There are so many things that I took for granted in the States.
When speaking with other ex-pats, they all say the same thing. Living here, a person goes through ups and downs. Sometimes you like it, sometimes not so much. I am definitely going through a not so much time right now.
Overall, I love the idea that I am out in the world, meeting new people, seeing new things, experiencing a different culture and yes, smelling new smells. But Shekou is really different than San Diego. I know I just earned the Captain Obvious award but it’s true. Nothing is convenient here and most days, I just roll with it. But I think what I miss about living in the States is the attitude of let’s make it better. Now, this can be for better or worse sometimes. But for me in the States, the concept of improving upon something, making it easier for people isn’t really here. I believe it’s what many people refer to when they speak of America’s overindulgence.
I don’t presume to be an expert on cultures and I am hesitant to make such huge generalities, especially for only having lived abroad for what, eight weeks? I am simply stating my observations. Take for instance cell phones. Here you buy a SIMS card that gives you a certain amount of time. As a result, you can’t leave voice messages for people because there is no plan. They either see the missed call or you need to text them. And everything here is done with cash so you need to carry money with you when you want to buy pretty much anything here. If you don’t have the cash, you have to go to an ATM, get the money out, then go back again and deal with the lines. Try that for a few weeks, it’s different.

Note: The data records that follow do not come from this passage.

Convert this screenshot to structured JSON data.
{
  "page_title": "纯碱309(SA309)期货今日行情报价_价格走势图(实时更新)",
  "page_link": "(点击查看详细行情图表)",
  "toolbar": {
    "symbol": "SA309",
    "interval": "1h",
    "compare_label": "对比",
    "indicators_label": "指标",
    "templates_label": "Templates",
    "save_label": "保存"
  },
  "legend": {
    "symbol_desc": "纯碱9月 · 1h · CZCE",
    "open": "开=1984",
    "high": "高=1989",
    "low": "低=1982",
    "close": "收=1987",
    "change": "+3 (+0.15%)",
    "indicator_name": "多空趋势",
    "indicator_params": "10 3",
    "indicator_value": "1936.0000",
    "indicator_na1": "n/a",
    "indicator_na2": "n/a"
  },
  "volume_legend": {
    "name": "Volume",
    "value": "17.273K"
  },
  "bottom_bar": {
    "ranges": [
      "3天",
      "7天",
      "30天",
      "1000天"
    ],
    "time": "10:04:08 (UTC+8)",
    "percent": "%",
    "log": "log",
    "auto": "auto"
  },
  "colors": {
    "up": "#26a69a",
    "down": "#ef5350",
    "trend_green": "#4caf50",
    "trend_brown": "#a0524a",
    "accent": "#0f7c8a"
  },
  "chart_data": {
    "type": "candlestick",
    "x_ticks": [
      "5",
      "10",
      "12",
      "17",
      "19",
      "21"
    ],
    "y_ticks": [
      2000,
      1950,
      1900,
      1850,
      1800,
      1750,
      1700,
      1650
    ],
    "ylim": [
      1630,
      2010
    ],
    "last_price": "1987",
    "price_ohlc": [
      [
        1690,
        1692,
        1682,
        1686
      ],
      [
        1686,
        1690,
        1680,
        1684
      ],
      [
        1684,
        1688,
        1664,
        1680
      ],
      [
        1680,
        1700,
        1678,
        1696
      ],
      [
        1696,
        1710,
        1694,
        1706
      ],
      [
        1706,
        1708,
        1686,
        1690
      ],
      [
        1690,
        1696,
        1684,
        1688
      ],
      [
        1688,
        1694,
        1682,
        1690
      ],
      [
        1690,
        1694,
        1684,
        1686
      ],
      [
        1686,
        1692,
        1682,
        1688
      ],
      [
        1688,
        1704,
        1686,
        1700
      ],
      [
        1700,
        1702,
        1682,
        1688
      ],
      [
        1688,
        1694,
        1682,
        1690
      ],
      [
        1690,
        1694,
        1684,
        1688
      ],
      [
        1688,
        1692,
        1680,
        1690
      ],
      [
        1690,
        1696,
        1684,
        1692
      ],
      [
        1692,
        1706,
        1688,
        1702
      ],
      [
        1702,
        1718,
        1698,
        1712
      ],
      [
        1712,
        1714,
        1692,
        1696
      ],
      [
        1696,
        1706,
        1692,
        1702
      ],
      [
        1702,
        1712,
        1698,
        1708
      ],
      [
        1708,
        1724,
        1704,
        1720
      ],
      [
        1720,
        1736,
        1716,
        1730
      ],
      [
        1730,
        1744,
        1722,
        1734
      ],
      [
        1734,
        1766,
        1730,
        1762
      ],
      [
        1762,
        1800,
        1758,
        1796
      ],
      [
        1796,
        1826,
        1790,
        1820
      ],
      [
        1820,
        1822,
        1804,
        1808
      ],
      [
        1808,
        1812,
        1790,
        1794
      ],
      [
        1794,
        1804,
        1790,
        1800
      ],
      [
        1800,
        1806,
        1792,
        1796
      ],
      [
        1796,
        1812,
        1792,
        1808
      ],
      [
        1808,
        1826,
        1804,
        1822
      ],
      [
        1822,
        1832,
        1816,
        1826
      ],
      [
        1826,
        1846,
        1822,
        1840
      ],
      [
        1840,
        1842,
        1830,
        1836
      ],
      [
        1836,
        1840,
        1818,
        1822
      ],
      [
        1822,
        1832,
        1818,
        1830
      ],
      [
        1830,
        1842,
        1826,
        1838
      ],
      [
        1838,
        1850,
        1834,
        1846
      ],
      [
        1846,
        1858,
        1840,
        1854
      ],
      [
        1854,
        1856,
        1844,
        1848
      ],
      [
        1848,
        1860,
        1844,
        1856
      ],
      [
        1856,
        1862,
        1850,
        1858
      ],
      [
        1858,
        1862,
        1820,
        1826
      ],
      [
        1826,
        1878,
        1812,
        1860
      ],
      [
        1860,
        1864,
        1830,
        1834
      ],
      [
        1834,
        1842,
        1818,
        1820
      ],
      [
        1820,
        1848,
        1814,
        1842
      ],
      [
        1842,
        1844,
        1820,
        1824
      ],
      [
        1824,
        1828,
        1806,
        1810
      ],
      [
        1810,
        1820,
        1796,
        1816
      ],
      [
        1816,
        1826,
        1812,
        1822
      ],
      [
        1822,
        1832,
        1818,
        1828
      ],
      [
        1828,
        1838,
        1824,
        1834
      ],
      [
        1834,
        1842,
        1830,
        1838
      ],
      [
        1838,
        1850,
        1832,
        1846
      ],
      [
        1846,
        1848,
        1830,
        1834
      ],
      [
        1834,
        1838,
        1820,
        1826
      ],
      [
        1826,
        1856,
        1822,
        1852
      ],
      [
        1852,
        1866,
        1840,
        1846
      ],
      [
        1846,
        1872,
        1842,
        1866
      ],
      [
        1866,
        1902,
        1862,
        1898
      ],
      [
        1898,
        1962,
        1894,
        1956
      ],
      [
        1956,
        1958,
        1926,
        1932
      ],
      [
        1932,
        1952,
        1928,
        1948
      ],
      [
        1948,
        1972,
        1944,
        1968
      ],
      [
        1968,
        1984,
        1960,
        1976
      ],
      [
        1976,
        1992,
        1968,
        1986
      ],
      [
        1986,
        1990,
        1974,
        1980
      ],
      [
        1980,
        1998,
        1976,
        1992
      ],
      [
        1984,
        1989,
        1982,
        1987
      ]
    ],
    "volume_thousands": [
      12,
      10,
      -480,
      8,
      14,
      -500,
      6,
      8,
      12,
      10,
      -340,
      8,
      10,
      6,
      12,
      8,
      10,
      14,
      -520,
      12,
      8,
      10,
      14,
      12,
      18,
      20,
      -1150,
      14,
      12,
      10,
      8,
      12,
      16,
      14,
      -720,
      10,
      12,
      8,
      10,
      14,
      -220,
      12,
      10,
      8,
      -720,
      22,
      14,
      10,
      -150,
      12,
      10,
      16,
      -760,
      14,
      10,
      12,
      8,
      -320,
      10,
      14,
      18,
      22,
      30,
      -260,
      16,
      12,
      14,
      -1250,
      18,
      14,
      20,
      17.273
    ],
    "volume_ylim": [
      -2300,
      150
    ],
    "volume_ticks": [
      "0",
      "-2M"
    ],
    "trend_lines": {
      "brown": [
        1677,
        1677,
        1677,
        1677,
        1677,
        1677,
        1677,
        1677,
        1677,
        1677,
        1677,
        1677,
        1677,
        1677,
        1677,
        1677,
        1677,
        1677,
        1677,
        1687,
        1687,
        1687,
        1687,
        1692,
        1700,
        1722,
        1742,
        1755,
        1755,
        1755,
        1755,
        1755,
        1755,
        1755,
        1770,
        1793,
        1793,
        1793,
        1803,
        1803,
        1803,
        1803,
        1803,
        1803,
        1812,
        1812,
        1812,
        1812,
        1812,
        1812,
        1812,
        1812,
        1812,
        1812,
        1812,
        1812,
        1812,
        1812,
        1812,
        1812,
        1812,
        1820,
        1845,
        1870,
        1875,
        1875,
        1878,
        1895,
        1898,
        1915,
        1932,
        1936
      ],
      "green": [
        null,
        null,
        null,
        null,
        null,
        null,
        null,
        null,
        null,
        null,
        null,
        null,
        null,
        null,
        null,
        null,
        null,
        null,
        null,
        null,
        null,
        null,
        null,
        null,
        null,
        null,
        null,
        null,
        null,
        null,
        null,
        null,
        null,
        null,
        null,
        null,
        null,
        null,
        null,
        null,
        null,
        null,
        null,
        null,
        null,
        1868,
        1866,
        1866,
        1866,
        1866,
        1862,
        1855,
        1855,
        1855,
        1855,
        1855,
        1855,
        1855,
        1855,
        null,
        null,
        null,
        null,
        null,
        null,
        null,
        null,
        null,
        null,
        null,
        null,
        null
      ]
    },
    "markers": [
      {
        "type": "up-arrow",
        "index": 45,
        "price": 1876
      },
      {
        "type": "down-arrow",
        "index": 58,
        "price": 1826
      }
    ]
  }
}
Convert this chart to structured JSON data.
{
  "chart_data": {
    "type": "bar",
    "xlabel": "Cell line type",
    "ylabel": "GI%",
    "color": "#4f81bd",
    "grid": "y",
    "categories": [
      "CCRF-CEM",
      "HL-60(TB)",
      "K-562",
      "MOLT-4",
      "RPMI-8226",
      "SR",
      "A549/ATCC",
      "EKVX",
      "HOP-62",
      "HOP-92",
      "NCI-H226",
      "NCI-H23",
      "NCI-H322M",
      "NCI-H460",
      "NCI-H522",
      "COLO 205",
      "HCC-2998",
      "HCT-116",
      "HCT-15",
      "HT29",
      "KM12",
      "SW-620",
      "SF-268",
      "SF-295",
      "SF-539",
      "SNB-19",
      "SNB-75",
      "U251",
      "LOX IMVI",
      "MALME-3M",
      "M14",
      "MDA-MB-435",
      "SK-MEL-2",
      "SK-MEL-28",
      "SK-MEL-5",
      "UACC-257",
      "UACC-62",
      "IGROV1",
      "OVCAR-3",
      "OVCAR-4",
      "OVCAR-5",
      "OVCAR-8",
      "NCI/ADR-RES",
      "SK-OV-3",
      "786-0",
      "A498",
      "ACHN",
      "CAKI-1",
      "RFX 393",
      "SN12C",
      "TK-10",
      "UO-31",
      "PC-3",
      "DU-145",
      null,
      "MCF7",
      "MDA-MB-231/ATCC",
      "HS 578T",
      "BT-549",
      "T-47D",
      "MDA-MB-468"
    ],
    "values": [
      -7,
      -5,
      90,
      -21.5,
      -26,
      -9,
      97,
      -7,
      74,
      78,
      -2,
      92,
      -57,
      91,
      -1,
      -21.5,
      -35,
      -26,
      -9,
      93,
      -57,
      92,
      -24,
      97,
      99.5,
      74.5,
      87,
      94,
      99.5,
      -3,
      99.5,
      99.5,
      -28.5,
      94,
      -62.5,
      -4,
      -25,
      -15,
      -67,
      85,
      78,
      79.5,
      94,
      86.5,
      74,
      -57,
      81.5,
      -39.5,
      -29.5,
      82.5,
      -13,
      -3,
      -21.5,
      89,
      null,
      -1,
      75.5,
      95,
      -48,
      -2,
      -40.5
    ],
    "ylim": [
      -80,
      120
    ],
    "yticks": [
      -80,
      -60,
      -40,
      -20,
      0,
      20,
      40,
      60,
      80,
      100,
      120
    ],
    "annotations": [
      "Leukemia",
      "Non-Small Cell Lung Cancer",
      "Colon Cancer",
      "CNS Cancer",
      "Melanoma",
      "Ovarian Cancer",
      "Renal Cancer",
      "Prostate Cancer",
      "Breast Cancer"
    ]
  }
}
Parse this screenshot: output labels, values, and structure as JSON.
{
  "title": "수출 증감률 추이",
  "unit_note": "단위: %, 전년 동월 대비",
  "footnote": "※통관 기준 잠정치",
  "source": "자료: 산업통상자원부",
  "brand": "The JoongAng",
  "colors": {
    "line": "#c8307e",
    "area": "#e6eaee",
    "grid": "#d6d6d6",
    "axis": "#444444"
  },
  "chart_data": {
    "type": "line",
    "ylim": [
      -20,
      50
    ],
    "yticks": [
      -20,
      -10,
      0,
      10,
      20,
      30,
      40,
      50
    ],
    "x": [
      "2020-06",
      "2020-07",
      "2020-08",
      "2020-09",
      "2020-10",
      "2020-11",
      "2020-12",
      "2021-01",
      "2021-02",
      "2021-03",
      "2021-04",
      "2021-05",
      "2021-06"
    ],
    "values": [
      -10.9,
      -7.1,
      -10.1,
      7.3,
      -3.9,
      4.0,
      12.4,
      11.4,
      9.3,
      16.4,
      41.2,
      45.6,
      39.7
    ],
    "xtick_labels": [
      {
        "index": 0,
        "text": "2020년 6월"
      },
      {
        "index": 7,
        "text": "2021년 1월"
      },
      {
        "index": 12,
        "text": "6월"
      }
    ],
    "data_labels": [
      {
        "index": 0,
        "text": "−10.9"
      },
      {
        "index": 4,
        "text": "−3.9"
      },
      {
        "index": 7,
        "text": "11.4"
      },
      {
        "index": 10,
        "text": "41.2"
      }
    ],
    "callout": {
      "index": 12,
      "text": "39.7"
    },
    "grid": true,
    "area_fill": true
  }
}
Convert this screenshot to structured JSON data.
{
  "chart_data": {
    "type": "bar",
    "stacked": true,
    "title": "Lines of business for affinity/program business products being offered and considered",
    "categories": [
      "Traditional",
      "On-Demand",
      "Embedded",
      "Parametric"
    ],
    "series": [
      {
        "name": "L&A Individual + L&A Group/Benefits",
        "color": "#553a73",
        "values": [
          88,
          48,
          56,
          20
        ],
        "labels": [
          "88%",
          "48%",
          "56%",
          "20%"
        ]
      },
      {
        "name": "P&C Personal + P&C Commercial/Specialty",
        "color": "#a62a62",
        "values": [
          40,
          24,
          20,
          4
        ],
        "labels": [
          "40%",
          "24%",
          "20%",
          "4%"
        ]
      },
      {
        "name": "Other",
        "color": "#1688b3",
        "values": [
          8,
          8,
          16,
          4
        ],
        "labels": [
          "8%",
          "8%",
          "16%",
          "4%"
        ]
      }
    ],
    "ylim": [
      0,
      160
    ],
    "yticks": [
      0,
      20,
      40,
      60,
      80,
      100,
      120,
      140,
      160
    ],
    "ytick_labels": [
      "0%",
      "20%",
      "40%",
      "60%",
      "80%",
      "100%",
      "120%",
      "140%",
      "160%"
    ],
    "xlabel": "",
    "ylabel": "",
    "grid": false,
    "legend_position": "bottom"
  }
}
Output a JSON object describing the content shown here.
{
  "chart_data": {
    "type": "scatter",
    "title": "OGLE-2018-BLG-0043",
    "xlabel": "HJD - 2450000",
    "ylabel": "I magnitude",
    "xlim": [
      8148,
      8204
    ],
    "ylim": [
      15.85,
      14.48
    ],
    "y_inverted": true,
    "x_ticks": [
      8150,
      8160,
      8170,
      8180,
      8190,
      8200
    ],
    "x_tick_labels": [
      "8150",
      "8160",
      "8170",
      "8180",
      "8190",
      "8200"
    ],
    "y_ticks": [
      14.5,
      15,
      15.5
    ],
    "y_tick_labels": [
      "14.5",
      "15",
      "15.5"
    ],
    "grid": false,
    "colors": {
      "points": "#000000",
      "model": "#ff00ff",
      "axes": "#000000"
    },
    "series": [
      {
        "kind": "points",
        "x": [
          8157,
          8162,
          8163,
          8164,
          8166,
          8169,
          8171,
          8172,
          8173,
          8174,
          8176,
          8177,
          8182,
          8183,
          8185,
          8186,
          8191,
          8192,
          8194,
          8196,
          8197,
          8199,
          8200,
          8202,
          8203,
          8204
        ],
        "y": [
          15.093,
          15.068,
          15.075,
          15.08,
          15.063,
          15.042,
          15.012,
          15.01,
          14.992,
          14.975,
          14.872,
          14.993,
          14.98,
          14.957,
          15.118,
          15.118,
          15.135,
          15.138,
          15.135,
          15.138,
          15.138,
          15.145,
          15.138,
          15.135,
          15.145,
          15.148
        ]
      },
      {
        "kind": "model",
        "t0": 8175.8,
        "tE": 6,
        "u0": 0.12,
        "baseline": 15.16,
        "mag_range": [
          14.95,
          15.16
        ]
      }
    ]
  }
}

The no messages or having to have cash is not a bad thing. I mean, it’s nice sometimes not to be connected – if I don’t answer, I am not available. Or with the money, if I don’t have the cash that means I just can’t buy it. I definitely watch my bank account more here because I physically see the money leaving my wallet. Not a bad thing and Suze Orman would agree. So I think for me, it’s a convenience issue. If I want an iPhone, I have to go to Hong Kong. Well, Hong Kong is a 50-minute ferry ride (one way) and they cost around $700 US. They were sold out at the three places I went to. Guess what? No iPhone. Plus, do I really need a $700 phone? Probably not, but I do miss the choice and prices.
Here, it’s as if what you do is limited in a sense because there simply isn’t a lot of choices. And on many levels, this isn’t a bad thing. It’s just coming from a place where most things for me were pretty easy: it’s a downshift. Sometimes a girl just wants to leave a message or buy something with her debit card.
What will be interesting for me is the culture shock when I get to the States next summer. That’s going to be interesting!